Friends and RG are telling me to blog more, post more, more more more!
The final installment of Harry Potter (and the Deathly Hallows) was certainly a wonderful, entertaining read. It's kind of a shame Ms. Rowling isn't better with her prose. The plot and the thought behind the plot was pretty dang wonderful, but her waffle-stomping prose often subjected those ideas and plot developments to the worst kind of abuse. I can see how this book will make a great film, in the hands of a competent director and screenwriter (where are you, Alfonso Cuaron?). There is much flashbacking and twisting, but there are also long stretches where our dear friends are waiting. And waiting. And waiting.
If there's one thing that's hard to write about, it's what people do and think when they have nothing to do at all. And Ms. Rowling doesn't quite have the chops for that.

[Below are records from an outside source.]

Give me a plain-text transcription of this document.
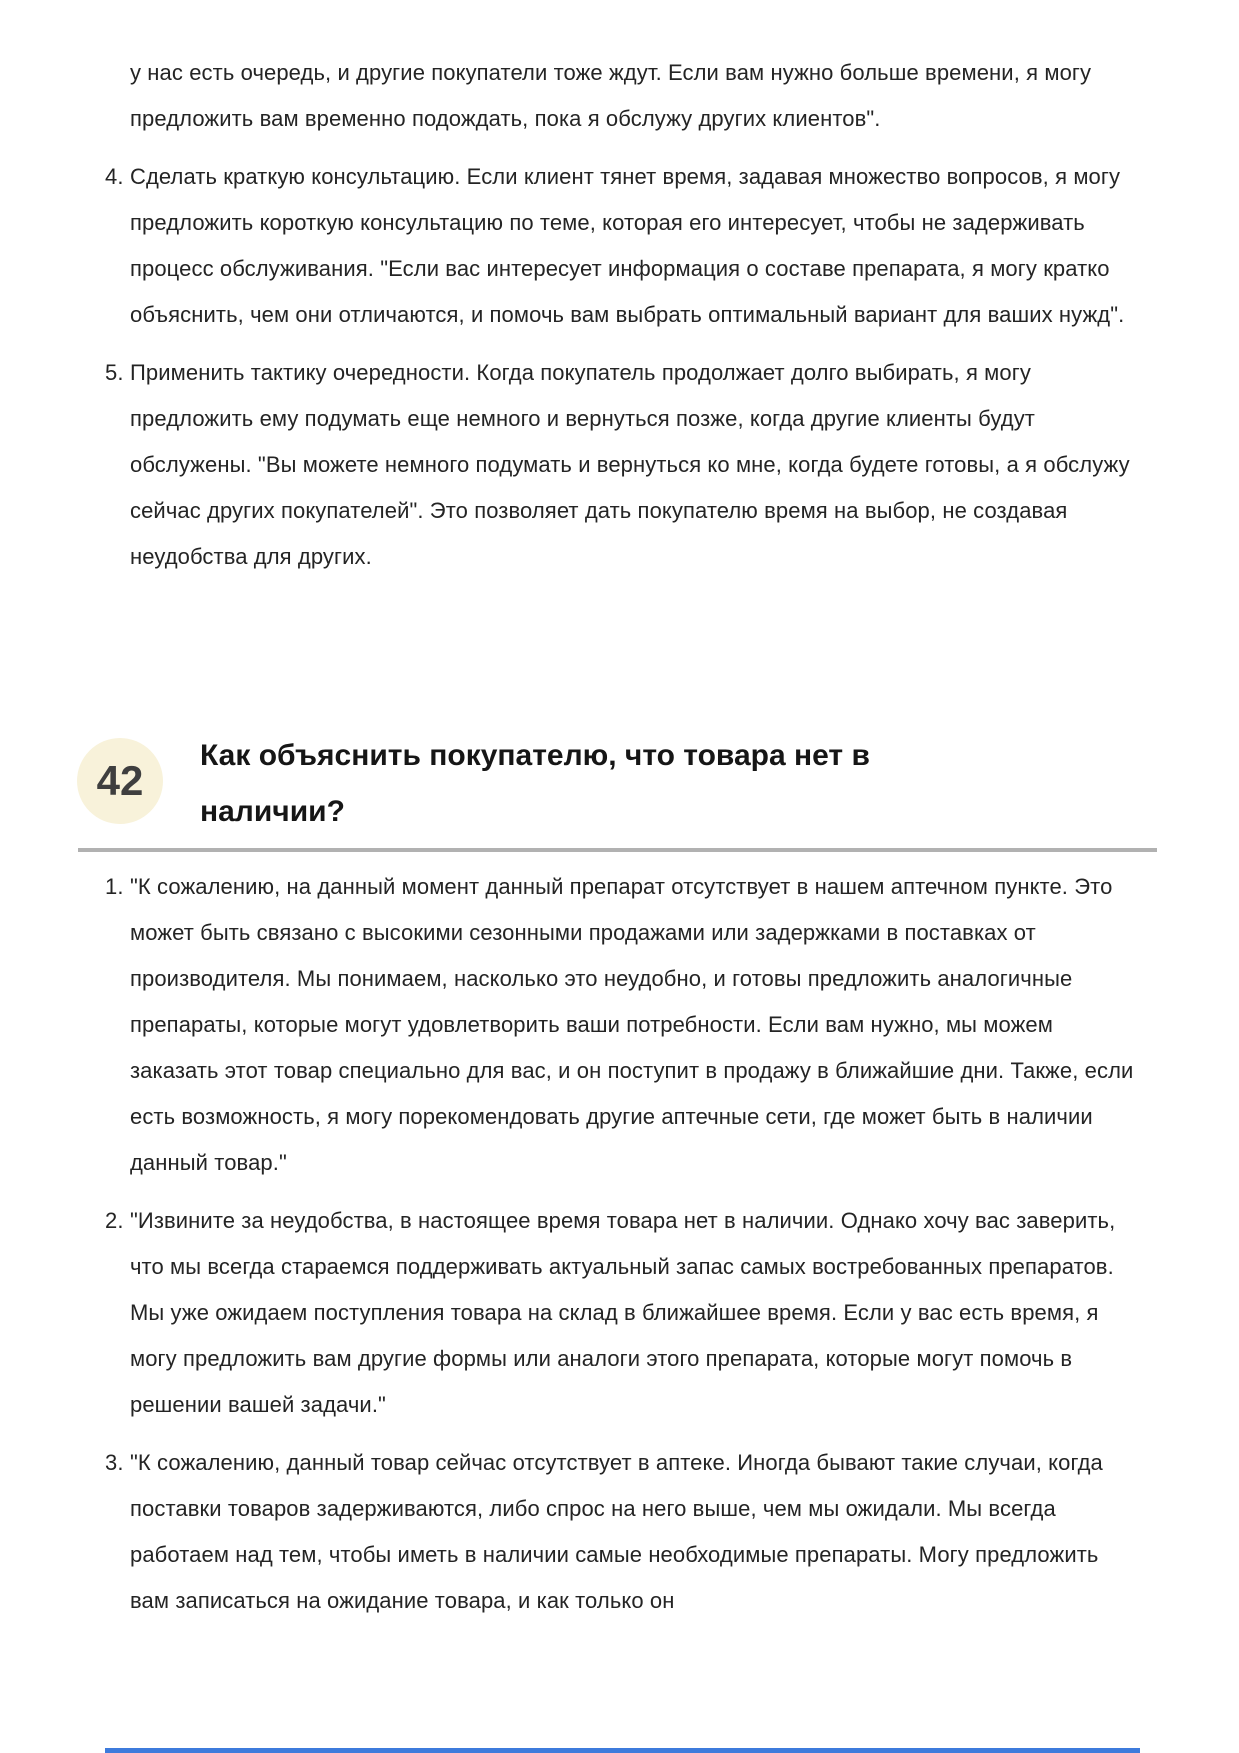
у нас есть очередь, и другие покупатели тоже ждут. Если вам нужно больше времени, я могу предложить вам временно подождать, пока я обслужу других клиентов".

4. Сделать краткую консультацию. Если клиент тянет время, задавая множество вопросов, я могу предложить короткую консультацию по теме, которая его интересует, чтобы не задерживать процесс обслуживания. "Если вас интересует информация о составе препарата, я могу кратко объяснить, чем они отличаются, и помочь вам выбрать оптимальный вариант для ваших нужд".
5. Применить тактику очередности. Когда покупатель продолжает долго выбирать, я могу предложить ему подумать еще немного и вернуться позже, когда другие клиенты будут обслужены. "Вы можете немного подумать и вернуться ко мне, когда будете готовы, а я обслужу сейчас других покупателей". Это позволяет дать покупателю время на выбор, не создавая неудобства для других.
42
Как объяснить покупателю, что товара нет в наличии?
1. "К сожалению, на данный момент данный препарат отсутствует в нашем аптечном пункте. Это может быть связано с высокими сезонными продажами или задержками в поставках от производителя. Мы понимаем, насколько это неудобно, и готовы предложить аналогичные препараты, которые могут удовлетворить ваши потребности. Если вам нужно, мы можем заказать этот товар специально для вас, и он поступит в продажу в ближайшие дни. Также, если есть возможность, я могу порекомендовать другие аптечные сети, где может быть в наличии данный товар."
2. "Извините за неудобства, в настоящее время товара нет в наличии. Однако хочу вас заверить, что мы всегда стараемся поддерживать актуальный запас самых востребованных препаратов. Мы уже ожидаем поступления товара на склад в ближайшее время. Если у вас есть время, я могу предложить вам другие формы или аналоги этого препарата, которые могут помочь в решении вашей задачи."
3. "К сожалению, данный товар сейчас отсутствует в аптеке. Иногда бывают такие случаи, когда поставки товаров задерживаются, либо спрос на него выше, чем мы ожидали. Мы всегда работаем над тем, чтобы иметь в наличии самые необходимые препараты. Могу предложить вам записаться на ожидание товара, и как только он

On the other hand (lest anyone think this is all just one big HP bashing session), when she does have something for these folks to do, it gets interesting, and it gets complicated. I like complicated. There are many legalese twists of wizard logic in this story, and she handles those threads quite deftly. Harry has many trials to deal with, and some highly adult choices to make. He fulfills the series' promise of a brave, reluctant hero. And the humor (which there is less of in this installment, as it's basically wartime) is quite well done. My favorite being an exchange between Ron and Harry, where Ron is essentially saying that he didn't do anything particularly spectacular. Harry then enumerates the achivements Ron managed in a single act of bravery. Ron's response is "well, when you tell it like that, it sounds a lot cooler than it was." Harry says something like, "I know. It always sounds cooler than it was. I've been trying to tell you that for five years."
Which sums a lot of it up, and in many ways, is probably what soldiers go through. You do your job well, occasionally save a friend, and afterwards what you did seems to be far removed from what you remember having done, and certainly sounds better than when you were actually doing it.
In other news (and speaking of Alfonso Cuaron), I saw Children of Men while ill. I have to say, as an editor, I envy the bugger that got to do that movie. Aside from about ten scenes that involve actual cutting, there are many very very long single takes that are so completely immersive, you can't stop watching. You know that bad things are likely to happen, but you don't want to turn away. One of the most moving film experiences I've had in a long time.
Also saw Rataouille and the new Harry Potter film. In a theatre!!! JOY!
Gotta do that more often - makes my day every time, even if the film doesn't.